Internalizing behavior was defined either as social withdrawal or as a broader set of anxiety, depression, and psychosomatic complaints. The study examined how different types of negative emotion and regulation/control relate to internalizing and externalizing problem behaviors in children aged 55–97 months. Parents and teachers reported on 214 children’s adjustment, dispositional regulation, control, and emotion, while children’s regulation was observed during several behavioral tasks. Children with externalizing problems showed higher anger, impulsivity, and poorer regulation, whereas those with internalizing symptoms exhibited more sadness, lower attentional regulation, and reduced impulsivity, highlighting systematic links between emotion, regulation, and adjustment and distinguishing effortful from less voluntary control.

Abstract

The purpose of this study was to examine the relation of different types of negative emotion and regulation and control to 55‐ to 97‐month‐olds' internalizing and externalizing problem behaviors.
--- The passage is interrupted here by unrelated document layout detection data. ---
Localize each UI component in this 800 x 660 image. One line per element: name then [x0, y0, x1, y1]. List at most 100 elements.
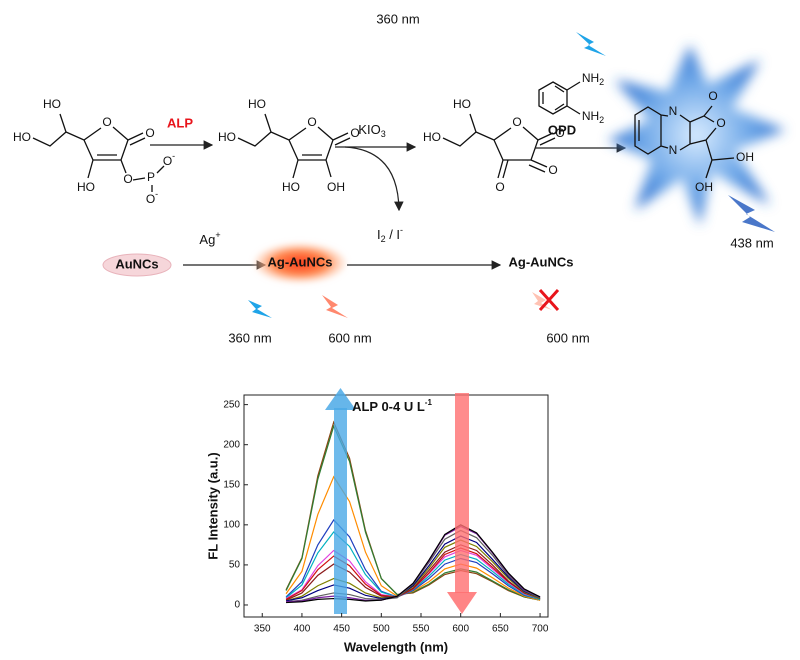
reagent-label: Ag+ [199, 230, 220, 247]
label: O [123, 172, 132, 186]
wavelength-label: 600 nm [328, 330, 371, 345]
label: NH2 [582, 109, 604, 125]
nanocluster-label: Ag-AuNCs [509, 254, 574, 269]
increase-arrow-head [325, 388, 356, 410]
label: HO [43, 97, 61, 111]
excitation-bolt [248, 300, 272, 318]
y-tick-label: 0 [234, 600, 240, 611]
series-line [285, 531, 541, 600]
y-tick-label: 100 [223, 519, 240, 530]
decrease-arrow [455, 393, 469, 593]
label: OH [736, 150, 754, 164]
label: OH [695, 180, 713, 194]
structure-dhaa: HO HO O O O O [423, 97, 565, 194]
nanocluster-label: Ag-AuNCs [268, 254, 333, 269]
label: HO [218, 130, 236, 144]
label: P [147, 170, 155, 184]
decrease-arrow-head [447, 592, 477, 614]
series-line [285, 544, 541, 601]
text-part: 3 [381, 129, 386, 139]
nanocluster-glow [102, 253, 172, 277]
structure-aa2p: HO HO O O HO O P O- O- [13, 97, 175, 206]
text-part: ALP 0-4 U L [352, 399, 425, 414]
emission-bolt [322, 295, 348, 318]
y-tick-label: 150 [223, 479, 240, 490]
label: O [548, 163, 557, 177]
text-part: - [172, 151, 175, 161]
label: O [716, 116, 725, 130]
reagent-label: OPD [548, 122, 576, 137]
structure-opd: NH2 NH2 [538, 71, 604, 125]
nanocluster-glow [254, 243, 346, 283]
shape [538, 81, 581, 115]
series-line [285, 475, 541, 601]
structure-product: N N O O OH OH [634, 89, 754, 194]
y-tick-label: 200 [223, 439, 240, 450]
text-part: 2 [381, 234, 386, 244]
text-part: / I [386, 227, 400, 242]
x-tick-label: 550 [413, 624, 430, 635]
series-line [285, 424, 541, 601]
emission-bolt [532, 292, 552, 310]
x-tick-label: 400 [294, 624, 311, 635]
curved-arrow [344, 146, 404, 212]
label: HO [77, 180, 95, 194]
text-part: - [400, 225, 403, 235]
label: O [512, 115, 521, 129]
x-tick-label: 500 [373, 624, 390, 635]
shape [237, 113, 351, 179]
wavelength-label: 600 nm [546, 330, 589, 345]
text-part: - [155, 189, 158, 199]
x-tick-label: 350 [254, 624, 271, 635]
text-part: 2 [599, 115, 604, 125]
text-part: O [163, 154, 172, 168]
quench-cross [538, 288, 560, 312]
series-line [286, 524, 541, 604]
nanocluster-label: AuNCs [115, 256, 158, 271]
series-line [285, 420, 541, 601]
text-part: -1 [425, 398, 433, 407]
series-line [285, 539, 541, 602]
label: HO [248, 97, 266, 111]
label: N [669, 104, 678, 118]
wavelength-label: 360 nm [228, 330, 271, 345]
label: O- [163, 151, 175, 168]
label: HO [13, 130, 31, 144]
x-tick-label: 700 [532, 624, 549, 635]
text-part: I [377, 227, 381, 242]
y-axis-title: FL Intensity (a.u.) [205, 452, 220, 559]
label: N [669, 143, 678, 157]
x-tick-label: 450 [333, 624, 350, 635]
emission-bolt [728, 195, 775, 232]
label: O [555, 126, 564, 140]
reagent-label: KIO3 [358, 122, 385, 139]
shape [442, 113, 556, 179]
label: HO [453, 97, 471, 111]
text-part: 2 [599, 77, 604, 87]
wavelength-label: 438 nm [730, 235, 773, 250]
y-tick-label: 50 [229, 560, 241, 571]
label: O [708, 89, 717, 103]
label: O [350, 126, 359, 140]
x-tick-label: 600 [452, 624, 469, 635]
text-part: KIO [358, 122, 380, 137]
label: OH [327, 180, 345, 194]
enzyme-label: ALP [167, 115, 193, 130]
label: O [102, 115, 111, 129]
text-part: + [215, 230, 220, 240]
label: HO [423, 130, 441, 144]
text-part: NH [582, 109, 599, 123]
plot-frame [243, 394, 549, 618]
y-tick-label: 250 [223, 399, 240, 410]
x-tick-label: 650 [492, 624, 509, 635]
text-part: O [146, 192, 155, 206]
reagent-label: I2 / I- [377, 225, 403, 244]
fluorescence-glow [608, 45, 785, 225]
shape [32, 113, 165, 192]
structure-aa: HO HO O O HO OH [218, 97, 360, 194]
wavelength-label: 360 nm [376, 11, 419, 26]
chart: ALP 0-4 U L-1 Wavelength (nm) FL Intensi… [205, 388, 549, 654]
series-line [286, 529, 541, 603]
label: O [307, 115, 316, 129]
Parents and teachers provided information on children's ( N =214) adjustment, dispositional regulation and control, and emotion, and children's regulation was observed during several behavioral tasks. Internalizing was defined in two ways: as social withdrawal (to avoid overlap of items with measures of emotionality) or, more broadly, as anxiety, depression, and psychosomatic complaints. In general, children with externalizing problems, compared with children with internalizing problems and nondisordered children, were more prone to anger, impulsivity, and low regulation. Children with internalizing symptoms were prone to sadness, low attentional regulation, and low impulsivity. Relations between internalizing problems and emotionality were more frequent when the entire internalizing scale was used. Findings suggest that emotion and regulation are associated with adjustment in systematic ways and that there is an important difference between effortful control and less voluntary modes of control.